Note we only ignore other cluster while prev_cpu and target are in same
cluster. if the condition is false, we are not ignoring other cpus. typically,
if waker is the target, and wakee is the prev_cpu, that means if they are
already in one cluster, we don't stupidly spread them in select_idle_cpu() path
as benchmark shows we are losing. so, yes, we are giving preference to
cache over CPU.

>
> Or Am I still missing something?
>
> >
> > After a while, if the cluster of A gets an idle CPU and pulls B into the
> > cluster, we prefer not pushing B out of the cluster of A again though
> > there might be an idle CPU outside. as benchmark shows getting an
> > idle CPU out of the cluster of A doesn't bring performance improvement
> > but performance decreases as B might be getting in and getting out
> > the cluster of A very frequently, then cache coherence ping-pong.
> >
>
> The counter argument can be that Task A and Task B are related and were
> running on the same cluster. But Load balancer moved Task B to a different
> cluster.
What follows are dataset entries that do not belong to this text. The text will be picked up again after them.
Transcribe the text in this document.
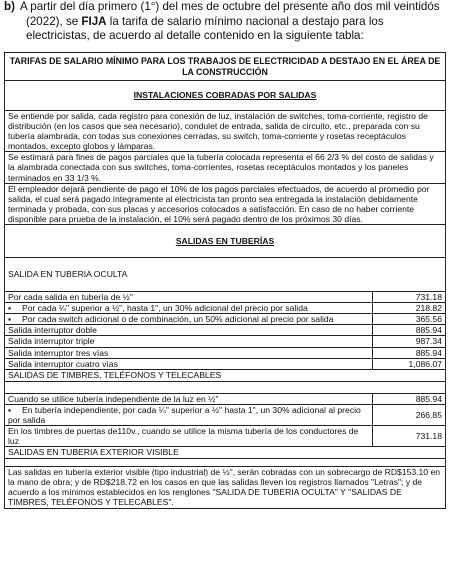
b) A partir del día primero (1°) del mes de octubre del presente año dos mil veintidós (2022), se FIJA la tarifa de salario mínimo nacional a destajo para los electricistas, de acuerdo al detalle contenido en la siguiente tabla:

TARIFAS DE SALARIO MÍNIMO PARA LOS TRABAJOS DE ELECTRICIDAD A DESTAJO EN EL ÁREA DE LA CONSTRUCCIÓN	
INSTALACIONES COBRADAS POR SALIDAS	
Se entiende por salida, cada registro para conexión de luz, instalación de switches, toma-corriente, registro de distribución (en los casos que sea necesario), condulet de entrada, salida de circuito, etc., preparada con su tubería alambrada, con todas sus conexiones cerradas, su switch, toma-corriente y rosetas receptáculos montados, excepto globos y lámparas.	
Se estimará para fines de pagos parciales que la tubería colocada representa el 66 2/3 % del costo de salidas y la alambrada conectada con sus switches, toma-corrientes, rosetas receptáculos montados y los paneles terminados en 33 1/3 %.	
El empleador dejará pendiente de pago el 10% de los pagos parciales efectuados, de acuerdo al promedio por salida, el cual será pagado íntegramente al electricista tan pronto sea entregada la instalación debidamente terminada y probada, con sus placas y accesorios colocados a satisfacción. En caso de no haber corriente disponible para prueba de la instalación, el 10% será pagado dentro de los próximos 30 días.	
SALIDAS EN TUBERÍAS	
SALIDA EN TUBERIA OCULTA	
Por cada salida en tubería de ½"	731.18
▪ Por cada ¼" superior a ½", hasta 1", un 30% adicional del precio por salida	218.82
▪ Por cada switch adicional o de combinación, un 50% adicional al precio por salida	365.56
Salida interruptor doble	885.94
Salida interruptor triple	987.34
Salida interruptor tres vías	885.94
Salida interruptor cuatro vías	1,086.07
SALIDAS DE TIMBRES, TELÉFONOS Y TELECABLES	

Cuando se utilice tubería independiente de la luz en ½"	885.94
▪ En tubería independiente, por cada ¼" superior a ½" hasta 1", un 30% adicional al precio por salida	266.85
En los timbres de puertas de110v., cuando se utilice la misma tubería de los conductores de luz	731.18
SALIDAS EN TUBERIA EXTERIOR VISIBLE	

Las salidas en tubería exterior visible (tipo industrial) de ½", serán cobradas con un sobrecargo de RD$153.10 en la mano de obra; y de RD$218.72 en los casos en que las salidas lleven los registros llamados "Letras"; y de acuerdo a los mínimos establecidos en los renglones "SALIDA DE TUBERIA OCULTA" Y "SALIDAS DE TIMBRES, TELÉFONOS Y TELECABLES".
Now this check may cause them to continue to run on two different
> clusters, even though the underlying load balance issues may have changed.
>
> No?

LB is much slower than select_idle_cpu(). select_idle_cpu() can dynamically
work afterwards. so it is always a dynamic balance and task migration.

>
>
> --
> Thanks and Regards
> Srikar Dronamraju

Thanks
Barry